In a school assembly monitored by priests, slides are shown of various classical artifacts, including an image of the she-wolf that suckled the city’s mythic founders Romulus and Remus. Then the scene disintegrates into laughter and threats of damnation from the scandalized clerics because some trickster has snuck in an image of a woman’s posterior.

Finally, on the eve of World War II, the callow, good-natured 18-year-old Fellini (Peter Gonzales) enters the city himself. It is 1939, and his first exposure includes a rooming house and al fresco banquet of urban gluttony, crudeness, high spirits, and picturesque squalor that is like a lower class, Fascist-era version of “Satyricon.’’

As someone comments later about the raucous crudities of a vaudeville music hall, “It is a modern day Saturnalia. A combination of the Circus Maximus and a brothel.’’ This link between eras is underscored in a haunting image of a nocturnal street fitfully illuminated by a welder’s torch. The shadows of whining stray dogs cast on the wall resemble the sculpture of the mythical she-wolf from the schoolroom slide show.

“But what of Rome today?’’ asks the laconic narrator. Like the scene in “La Dolce Vita’’ (1960) in which a baroque statue of Christ is hoisted by a modern-day helicopter over the ruins of a Roman aqueduct, Fellini portrays the present as interlayered and contemporaneous with the past.

Approaching the city along the newly constructed autostrada with his documentary crew riding on a camera crane, Fellini records a traffic jam in a downpour. The scene includes, along with honking vehicles and squashed cattle from an overturned truck, such phantasmagoria as a riderless white steed and a peddler with a cart.

Later, the documentarians accompany the supervisor of a project excavating a new Roman subway. Drilling halts when it encounters a chamber containing a perfectly preserved Roman home, with frescos staring from the walls. But once the wall is pierced the air rushes in and the frescoes fade into nothing.

That these “documentary’’ events are mostly shot on Cinecittà soundstages does not, for Fellini, diminish their veracity. Instead, since the world is what is perceived by the imagination through the lens of the collective unconscious, the artificiality of these scenes enhances their reality.

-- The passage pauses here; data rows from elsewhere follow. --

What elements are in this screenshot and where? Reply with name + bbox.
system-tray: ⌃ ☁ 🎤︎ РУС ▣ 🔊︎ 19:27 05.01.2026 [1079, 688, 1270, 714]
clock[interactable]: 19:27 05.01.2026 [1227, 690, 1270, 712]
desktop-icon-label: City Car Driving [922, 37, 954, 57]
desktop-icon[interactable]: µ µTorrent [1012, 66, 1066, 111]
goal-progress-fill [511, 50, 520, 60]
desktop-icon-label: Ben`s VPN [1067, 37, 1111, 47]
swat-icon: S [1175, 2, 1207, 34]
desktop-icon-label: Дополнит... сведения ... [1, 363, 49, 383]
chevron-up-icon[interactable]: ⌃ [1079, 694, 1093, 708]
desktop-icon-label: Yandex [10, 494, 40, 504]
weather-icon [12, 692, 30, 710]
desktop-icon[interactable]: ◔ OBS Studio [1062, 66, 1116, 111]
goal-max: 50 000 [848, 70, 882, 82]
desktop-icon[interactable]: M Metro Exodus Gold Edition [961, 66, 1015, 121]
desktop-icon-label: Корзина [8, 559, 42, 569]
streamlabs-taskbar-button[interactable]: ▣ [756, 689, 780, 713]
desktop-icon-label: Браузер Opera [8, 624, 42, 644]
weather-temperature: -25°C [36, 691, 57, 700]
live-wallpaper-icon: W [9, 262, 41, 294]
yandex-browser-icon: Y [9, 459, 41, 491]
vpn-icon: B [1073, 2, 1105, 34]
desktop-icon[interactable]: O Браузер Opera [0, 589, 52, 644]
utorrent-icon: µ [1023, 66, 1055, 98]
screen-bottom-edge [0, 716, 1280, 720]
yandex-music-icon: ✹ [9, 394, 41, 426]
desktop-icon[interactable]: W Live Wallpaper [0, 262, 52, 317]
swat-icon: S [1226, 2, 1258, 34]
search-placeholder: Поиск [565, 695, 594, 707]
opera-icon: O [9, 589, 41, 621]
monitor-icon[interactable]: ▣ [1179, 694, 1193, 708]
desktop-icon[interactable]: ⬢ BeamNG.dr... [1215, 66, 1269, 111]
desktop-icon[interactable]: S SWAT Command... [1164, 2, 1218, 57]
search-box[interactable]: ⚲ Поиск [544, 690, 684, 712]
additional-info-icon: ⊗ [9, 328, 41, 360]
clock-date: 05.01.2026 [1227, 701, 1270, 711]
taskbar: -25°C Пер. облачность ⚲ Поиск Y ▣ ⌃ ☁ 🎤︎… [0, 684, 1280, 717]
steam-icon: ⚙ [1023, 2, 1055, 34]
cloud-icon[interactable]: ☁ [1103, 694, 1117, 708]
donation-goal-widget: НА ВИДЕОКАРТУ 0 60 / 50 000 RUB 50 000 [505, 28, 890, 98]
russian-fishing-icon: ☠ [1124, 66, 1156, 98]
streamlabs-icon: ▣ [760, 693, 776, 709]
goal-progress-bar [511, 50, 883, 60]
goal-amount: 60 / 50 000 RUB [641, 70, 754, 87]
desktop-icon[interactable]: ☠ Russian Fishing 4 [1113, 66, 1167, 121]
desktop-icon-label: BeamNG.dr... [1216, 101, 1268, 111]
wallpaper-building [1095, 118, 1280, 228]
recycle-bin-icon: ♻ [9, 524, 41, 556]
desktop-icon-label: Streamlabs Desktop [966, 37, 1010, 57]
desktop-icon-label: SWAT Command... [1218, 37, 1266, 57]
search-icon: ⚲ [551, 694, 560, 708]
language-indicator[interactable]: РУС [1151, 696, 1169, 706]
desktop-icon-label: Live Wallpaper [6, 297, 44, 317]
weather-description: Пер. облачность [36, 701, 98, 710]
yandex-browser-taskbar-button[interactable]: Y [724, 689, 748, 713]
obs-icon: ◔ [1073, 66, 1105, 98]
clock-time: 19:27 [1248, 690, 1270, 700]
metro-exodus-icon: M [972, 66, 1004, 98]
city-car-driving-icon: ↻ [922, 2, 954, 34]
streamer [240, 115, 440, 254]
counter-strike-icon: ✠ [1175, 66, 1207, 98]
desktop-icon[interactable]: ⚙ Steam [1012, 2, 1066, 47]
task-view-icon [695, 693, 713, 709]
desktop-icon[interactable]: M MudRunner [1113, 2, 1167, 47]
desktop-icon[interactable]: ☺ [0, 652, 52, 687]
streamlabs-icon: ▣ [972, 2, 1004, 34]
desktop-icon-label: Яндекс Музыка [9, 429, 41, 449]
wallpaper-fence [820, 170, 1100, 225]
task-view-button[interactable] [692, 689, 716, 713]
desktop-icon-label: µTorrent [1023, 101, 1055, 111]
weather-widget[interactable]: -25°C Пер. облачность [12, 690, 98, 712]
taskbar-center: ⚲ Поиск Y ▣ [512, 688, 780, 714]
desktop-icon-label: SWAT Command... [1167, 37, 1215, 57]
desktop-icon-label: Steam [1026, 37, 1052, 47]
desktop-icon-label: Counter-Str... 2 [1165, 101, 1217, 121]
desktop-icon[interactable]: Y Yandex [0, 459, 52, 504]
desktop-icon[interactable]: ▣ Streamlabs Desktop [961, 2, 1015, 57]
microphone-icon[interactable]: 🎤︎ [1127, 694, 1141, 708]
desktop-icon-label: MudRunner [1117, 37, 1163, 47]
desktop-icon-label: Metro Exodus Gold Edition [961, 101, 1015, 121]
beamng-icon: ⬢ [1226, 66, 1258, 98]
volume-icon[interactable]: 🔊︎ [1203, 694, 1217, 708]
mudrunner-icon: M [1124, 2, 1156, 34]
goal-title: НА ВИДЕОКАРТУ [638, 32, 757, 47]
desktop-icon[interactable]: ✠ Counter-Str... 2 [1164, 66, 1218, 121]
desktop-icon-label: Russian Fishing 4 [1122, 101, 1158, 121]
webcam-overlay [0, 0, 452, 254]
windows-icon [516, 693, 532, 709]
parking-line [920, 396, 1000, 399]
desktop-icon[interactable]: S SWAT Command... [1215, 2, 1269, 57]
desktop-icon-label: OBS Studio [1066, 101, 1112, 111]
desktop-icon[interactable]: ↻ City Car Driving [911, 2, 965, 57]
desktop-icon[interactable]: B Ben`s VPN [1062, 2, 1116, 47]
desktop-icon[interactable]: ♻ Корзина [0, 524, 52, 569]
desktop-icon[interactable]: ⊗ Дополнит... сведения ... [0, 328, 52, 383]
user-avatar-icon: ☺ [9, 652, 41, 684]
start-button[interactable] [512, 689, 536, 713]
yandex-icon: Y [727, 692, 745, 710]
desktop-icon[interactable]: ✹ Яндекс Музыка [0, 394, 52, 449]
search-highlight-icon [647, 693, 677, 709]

There is no question that one of the film’s most entertaining and ultimately frightening sequences is an elaborate artifice. In the decaying palazzo of a moribund princess, an audience of nuns, priests, and church hierarchy assembles to enjoy an “ecclesiastic fashion show.’’

Backed by Nino Rota’s score (it sounds like a diabolical variation on “Dance of the Sugar Plum Fairy’’), clerics in increasingly bizarre vestments strut, roller skate, and bicycle along the catwalk, with robes and mitres adorned with mirrors and flashing lights. The silliness gives way to uneasiness, as the costuming becomes macabre, with glittering empty vestments spangled with skulls, skeletons, and cobwebs. Finally the audience falls to its knees in awe and adoration as the show unfurls its piece de resistance: an enormous, radiant monstrance of many subtle colors, pulsating with hallucinogenic malevolence, enshrining a creepy facsimile of the face of Pope Pius XII.

Fellini ends his movie not with an embrace of his beloved city, but a flight from it, or at least from this dead, apotheosize patriarch at its heart. Scores of motorcycles zoom through the empty night streets, zipping past the history of Rome as enshrined in its ruins, down to the autostrada, and like latter-day vandals, into the world beyond.